Ferenc Fricsay conducts = ROSSINI: Overture, The Journey to Rheims; R. STRAUSS: Burleske in D Minor; KODA LY: Dances from Galanta; ZIMMERMANN: Cabocio from Brazilian Portrait; HONEGGER: Concertino; RAVEL : Bolero – Margrit Weber, piano/ Radio-Symphony of the Southwest German Radio/ Ferenc Fricsay – SWR Classic SWR19070CD (2/27/19) 72:55 [Distr. By Naxos] ****:
Occasionally, a “sleeper” disc by a major conductor slips by, but fate may compensate in time. This album, recorded in Stuttgart 10 October 1955, features Hungarian maestro Ferenc Fricsay (1914-1963) in a program of “light music” that does call for instrumental bravura.

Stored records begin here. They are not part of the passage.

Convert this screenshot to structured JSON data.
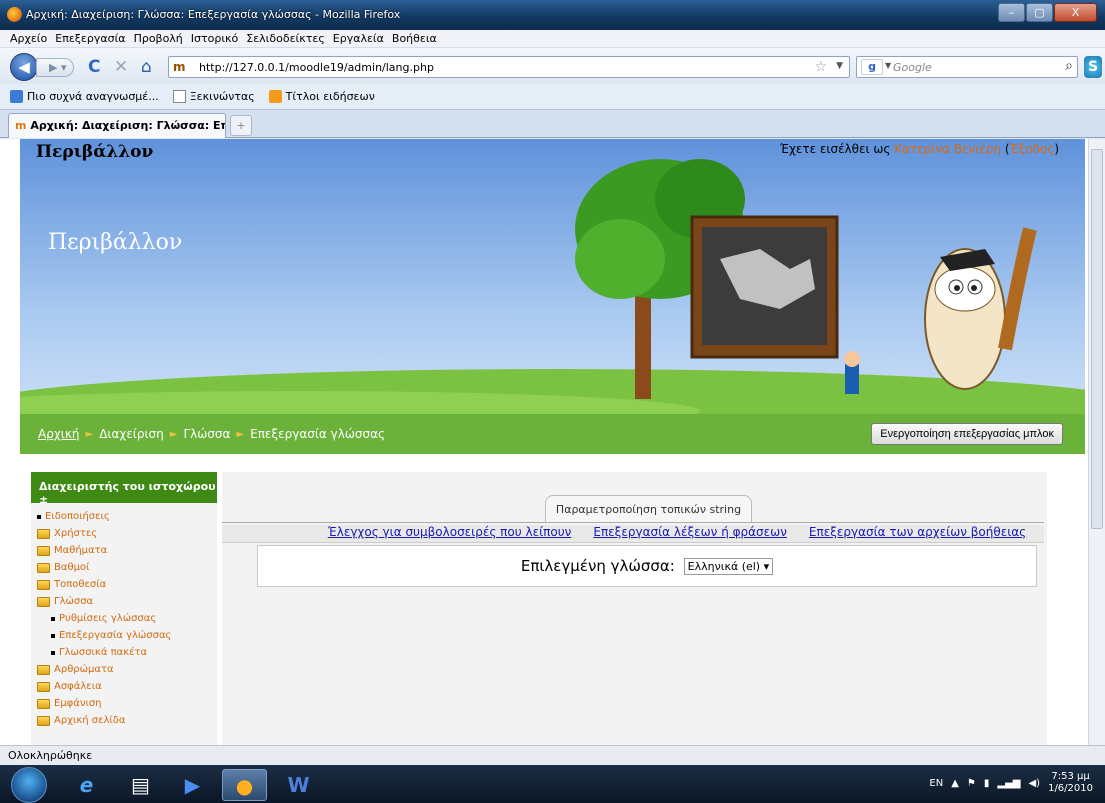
{
  "window": {
    "title": "Αρχική: Διαχείριση: Γλώσσα: Επεξεργασία γλώσσας - Mozilla Firefox",
    "controls": [
      "–",
      "▢",
      "X"
    ]
  },
  "menu": [
    "Αρχείο",
    "Επεξεργασία",
    "Προβολή",
    "Ιστορικό",
    "Σελιδοδείκτες",
    "Εργαλεία",
    "Βοήθεια"
  ],
  "nav": {
    "url": "http://127.0.0.1/moodle19/admin/lang.php",
    "site_icon": "m",
    "search_placeholder": "Google",
    "search_engine_icon": "g"
  },
  "bookmarks": [
    "Πιο συχνά αναγνωσμέ...",
    "Ξεκινώντας",
    "Τίτλοι ειδήσεων"
  ],
  "tab": {
    "label": "Αρχική: Διαχείριση: Γλώσσα: Επεξερ...",
    "site_icon": "m",
    "new_tab": "+"
  },
  "header": {
    "site_name": "Περιβάλλον",
    "banner_title": "Περιβάλλον",
    "logged_in_prefix": "Έχετε εισέλθει ως",
    "user_name": "Κατερίνα Βενιέρη",
    "open_paren": "(",
    "logout_label": "Έξοδος",
    "close_paren": ")"
  },
  "breadcrumb": {
    "items": [
      "Αρχική",
      "Διαχείριση",
      "Γλώσσα",
      "Επεξεργασία γλώσσας"
    ],
    "separator": "►",
    "edit_button": "Ενεργοποίηση επεξεργασίας μπλοκ"
  },
  "sidebar": {
    "title": "Διαχειριστής του ιστοχώρου",
    "title_icon": "±",
    "items": [
      {
        "label": "Ειδοποιήσεις",
        "icon": "bullet",
        "level": 0
      },
      {
        "label": "Χρήστες",
        "icon": "folder",
        "level": 0
      },
      {
        "label": "Μαθήματα",
        "icon": "folder",
        "level": 0
      },
      {
        "label": "Βαθμοί",
        "icon": "folder",
        "level": 0
      },
      {
        "label": "Τοποθεσία",
        "icon": "folder",
        "level": 0
      },
      {
        "label": "Γλώσσα",
        "icon": "folder-open",
        "level": 0
      },
      {
        "label": "Ρυθμίσεις γλώσσας",
        "icon": "bullet",
        "level": 1
      },
      {
        "label": "Επεξεργασία γλώσσας",
        "icon": "bullet",
        "level": 1
      },
      {
        "label": "Γλωσσικά πακέτα",
        "icon": "bullet",
        "level": 1
      },
      {
        "label": "Αρθρώματα",
        "icon": "folder",
        "level": 0
      },
      {
        "label": "Ασφάλεια",
        "icon": "folder",
        "level": 0
      },
      {
        "label": "Εμφάνιση",
        "icon": "folder",
        "level": 0
      },
      {
        "label": "Αρχική σελίδα",
        "icon": "folder",
        "level": 0
      }
    ]
  },
  "main": {
    "tab_label": "Παραμετροποίηση τοπικών string",
    "links": [
      "Έλεγχος για συμβολοσειρές που λείπουν",
      "Επεξεργασία λέξεων ή φράσεων",
      "Επεξεργασία των αρχείων βοήθειας"
    ],
    "lang_label": "Επιλεγμένη γλώσσα:",
    "lang_selected": "Ελληνικά (el)"
  },
  "status": "Ολοκληρώθηκε",
  "taskbar": {
    "lang": "EN",
    "time": "7:53 μμ",
    "date": "1/6/2010"
  },
  "colors": {
    "breadcrumb_bg": "#6bb23a",
    "sidebar_header": "#3e8a14",
    "link_orange": "#d26a10",
    "link_blue": "#1a1ab0"
  }
}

Fricsay opens with a rarity in his recorded legacy, Rossini’s 1826 overture for his last opera in Italian, Il viaggio a Reims, the music for which Rossini assembled from dances in his Le siège de Corinthe. The alleged overture was published in Milan, 1938, in a revision led at La Scala by Richard Strauss! Fricsay, with his usual ear for instrumental nuance, coaxes marvelous, playful collaboration from his winds, brass, and strings; and he manages that epithet “senior crescendo” from the Rossini style that virtually defines the power of his musical character.
The 1885-86 Burleske of Richard Strauss meant to display the composer’s own pianistic gifts to the Viennese public. Strauss originally entitled this energetic, flamboyant piece Scherzo, fashioning it in one movement that betrays some debts to Brahms, especially the second movement of the B-flat Concerto. The melodic contours of the piece already demonstrate the Strauss lyric gift, while the virtuoso interchange with the timpani and strings point to a masterly sense of dramatic effect. Soloist Margrit Weber (1924-2001) was a Swiss pianist with whom Fricsay performed, though not with the same, exalted results he achieved with Clara Haskil, Annie Fischer, and Monique Haas. Still, the performance has sweep and impish vitality, not forgetting the moments of real melody that arise in the midst of brilliant effects.
Fricsay had a particular attachment to the work of Zoltan Kodaly (1882-1967), with whom he had studied at the Budapest College of Music. The Dances of Galánta (1933) result from a commission from the Budapest Philharmonic Society on the occasion of its 80th anniversary. Located in Southern Slovakia, Galánta meant days of youth and carefree existence to Kodaly, who wished to capture the gypsy spirit of the culture, especially in the form of the verbunkos, courtship or recruiting, music that begins slowly and then accelerates to a powerful climax. The pungent, gypsy harmonies and syncopated metrics could hardly find a more idiomatic realization than Fricsay proffers here. The application of the retardatio just before the misty strings and winds launch the finale’s paroxysm of sound proves quite effective.
The rarity among these Fricsay selections comes from Bernd Alois Zimmermann (1918-1970), whose ballet suite Alagoana (premiere 1953) boasts Latin and jazz rhythms. Zimmermann’s brother had spent time in South America, and the Cabocio depicts an inhabitant of the region the brother described in his letters. Jazz elements provide the interest in Arthur Honegger’s light 1924 Concertino, a work recorded years ago by Oscar Levant with Fritz Reiner conducting. Weber and Fricsay capture the work’s aerial, genial transparencies, even its bluesy waywardness. We hear inklings of the later Ravel G Major Concerto and a touch of Gershwin.
The tale of Ravel’s 1928 Bolero has been told many times, and we well know its snare drum accompaniment to a piece the composer designated as “orchestral tissue without music.” Once the theme, rather a fandango, establishes itself, it all – “this experiment in a limited direction” – becomes a matter of color instrumentation in increased dynamics. Fricsay, who himself played every orchestral instrument except the harp, well negotiates the marvelous brew that makes only one modulation, from C Major to E Major, basking along its fourteen-minute course in woven eroticism. Finder’s keepers, this album.